Fransa’daki OHAL’e en az iki farklı açıdan bakmak şart. Bir yandan halkın günlük hayatı ve temel özgürlükleri üzerindeki etkileri, öte yandan da tanımsız, kontrolü neredeyse imkansız bir tehdit veya “düşman”a karşı önlem. Fransız halkı her ne kadar şiddetin akıl almaz boyutunun verdiği şok ile Bataclan katliamından sonra üç aylık OHAL süresini doğal karşıladıysa, özellikle sendikalar, insan hakları savunucuları, sol basın, siyasette de Sol Cephe ve Yeşillerden sürekli uzatılmasına karşı tepkiler sürüyor.

Sosyalist iktidarın giderek sağa kaydığını bilmeyen kalmadı. Ancak Nice saldırısı öncesi aylardır daha etkin güvenlik adına, daha fazla polis ve daha yetkili güvenlik güçlerini, yani daha çok toplumsal baskıyı savunan—Nicolas Sarkozy başta—tüm Cumhuriyetçi sağ muhalefetin tam da istediği sertlikte yeni düzenlemeler yapacağını tahmin etmek imkansızdı. Öyle ki, Tour de France bisiklet yarışı ve Euro Cup’ı saldırısız atlattıktan sonra, OHAL’in 26 Temmuz’da son bulması bekleniyordu. Şimdi artık hükümet daha önceki OHAL paketlerinde talep ettiği, ancak Anayasa Mahkemesinin şimdiye kadar “hak ihlali” gerekçesiyle reddettiği “güvenlik güçlerinin kişisel bilgisayar verilerine erişim iznini” bile elde etti. Yani cep telefonu, bilgisayar, tablet, her tür elektronik aletinize ve içindeki kişisel bilgi ve yazışmalarınıza el konulabilecek.
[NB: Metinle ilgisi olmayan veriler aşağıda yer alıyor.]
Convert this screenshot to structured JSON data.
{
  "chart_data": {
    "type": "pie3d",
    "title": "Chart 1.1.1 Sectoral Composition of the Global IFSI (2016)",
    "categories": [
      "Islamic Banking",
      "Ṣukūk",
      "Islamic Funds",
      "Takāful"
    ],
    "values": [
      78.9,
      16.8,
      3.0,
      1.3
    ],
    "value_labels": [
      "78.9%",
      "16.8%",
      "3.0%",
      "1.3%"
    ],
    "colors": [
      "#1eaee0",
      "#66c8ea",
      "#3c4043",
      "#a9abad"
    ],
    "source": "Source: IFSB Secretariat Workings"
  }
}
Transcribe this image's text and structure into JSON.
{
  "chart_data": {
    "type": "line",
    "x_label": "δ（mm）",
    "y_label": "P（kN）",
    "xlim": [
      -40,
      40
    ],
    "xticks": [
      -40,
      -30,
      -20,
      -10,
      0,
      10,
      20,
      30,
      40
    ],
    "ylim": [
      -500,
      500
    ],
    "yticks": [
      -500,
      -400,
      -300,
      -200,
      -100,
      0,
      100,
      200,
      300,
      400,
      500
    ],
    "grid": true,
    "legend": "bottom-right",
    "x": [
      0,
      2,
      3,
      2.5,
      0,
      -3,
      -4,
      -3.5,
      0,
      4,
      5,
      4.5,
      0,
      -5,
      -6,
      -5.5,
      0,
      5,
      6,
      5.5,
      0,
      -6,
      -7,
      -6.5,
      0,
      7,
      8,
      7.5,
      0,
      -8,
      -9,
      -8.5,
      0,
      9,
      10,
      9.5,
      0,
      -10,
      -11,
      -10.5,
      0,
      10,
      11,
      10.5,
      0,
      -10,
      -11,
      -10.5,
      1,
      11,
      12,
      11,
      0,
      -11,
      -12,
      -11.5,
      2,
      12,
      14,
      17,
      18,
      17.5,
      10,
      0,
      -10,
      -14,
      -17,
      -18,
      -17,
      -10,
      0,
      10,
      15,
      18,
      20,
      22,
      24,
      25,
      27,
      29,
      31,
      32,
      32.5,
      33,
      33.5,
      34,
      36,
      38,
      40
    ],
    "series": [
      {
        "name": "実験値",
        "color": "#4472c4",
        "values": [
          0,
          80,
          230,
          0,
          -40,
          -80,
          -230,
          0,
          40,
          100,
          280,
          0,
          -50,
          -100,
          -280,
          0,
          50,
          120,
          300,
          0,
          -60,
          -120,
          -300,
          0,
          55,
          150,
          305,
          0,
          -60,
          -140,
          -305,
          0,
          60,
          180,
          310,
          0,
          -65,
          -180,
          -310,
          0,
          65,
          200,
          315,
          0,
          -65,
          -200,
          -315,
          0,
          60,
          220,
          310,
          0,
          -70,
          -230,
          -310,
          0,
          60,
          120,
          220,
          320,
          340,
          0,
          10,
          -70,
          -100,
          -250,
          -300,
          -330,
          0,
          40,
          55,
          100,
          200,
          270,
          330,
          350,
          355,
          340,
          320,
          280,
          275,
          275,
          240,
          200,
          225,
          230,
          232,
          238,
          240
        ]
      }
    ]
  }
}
Oysa ki Fransa halkı, görevde olsun olması silah taşımasına OHAL sayesinde izin verilen polis, hatta asker kontrollü bir günlük hayata geçmeye henüz alışamamıştı. Her devlet dairesinin kapısında, her müzede, kamuya açık her alanda aramaların yanı sıra, bu “insan hakları anavatanı”nda temel hak ve özgürlüklerin yavaş yavaş yok olmasını şaşkınlıkla izliyordu. Örneğin Fransa’nın ulusal bayramı 14 Temmuz’dan daha kalabalık ve şenliklerle kutlanan 1 Mayıs İşçi Bayramında Paris’in göbeğinde yaşanan polis şiddeti. Örneğin tam da emekçilerin haklarını kısıtlayan yeni iş yasasının hükümet zoruyla parlamentodan geçirildiği şu sıralarda, valilik ve kaymakamlıkların diledikleri an bir kararla iptal edebilecekleri gösteri düzenleme özgürlüğü.

Ama yine de elma ile armudu, daha doğrusu hukuk devleti ile “saray devletini” karıştırmayalım. Buralarda sağdan, iktidardan, sol muhalefetten sesler kendiliğinden yükselebiliyor hala. Fransız sağının eski tüfeklerinden, şimdilerde devletin atadığı resmi “Haklar Savunucusu” Jacques Toubon geçenlerde bir açıklamasında “Hukuk devletini ve temel özgürlüklerin yerine getirilmesini tehlikeye sokacak ‘sürekli sıradışı durum’ getirecek OHAL ile ilgili endişelerini” dile getirebiliyor. Ya da İçişleri Bakanı Bernard Cazeneuve bizzat “OHAL saldırıları önleyemez, olası terör olaylarına karşı tek başına çözüm değildir, farklı mücadele araçlarından sadece biridir” diyebiliyor. Sol basın her gün OHAL’e karşı yazılar, dosyalar yayınlamayı sürdürebiliyor, hatta vatandaşların yeni OHAL düzenlemelerine karşı kendilerini kanunen nasıl savunacaklarını el kitabı şeklinde sayfalarında yer verebiliyor.
Evet Fransa terör tehdidi karşısında toplumsal ve hukuksal bir değişim, hatta gerileme sürecine girdi ve bu durum devam edebilir. Ama keşke Erdoğan ve AKP iktidarı Fransa’nın bu hak ve özgürlükleri en dibe vurmuş halini bile lafta değil, uygulamada örnek alabilse.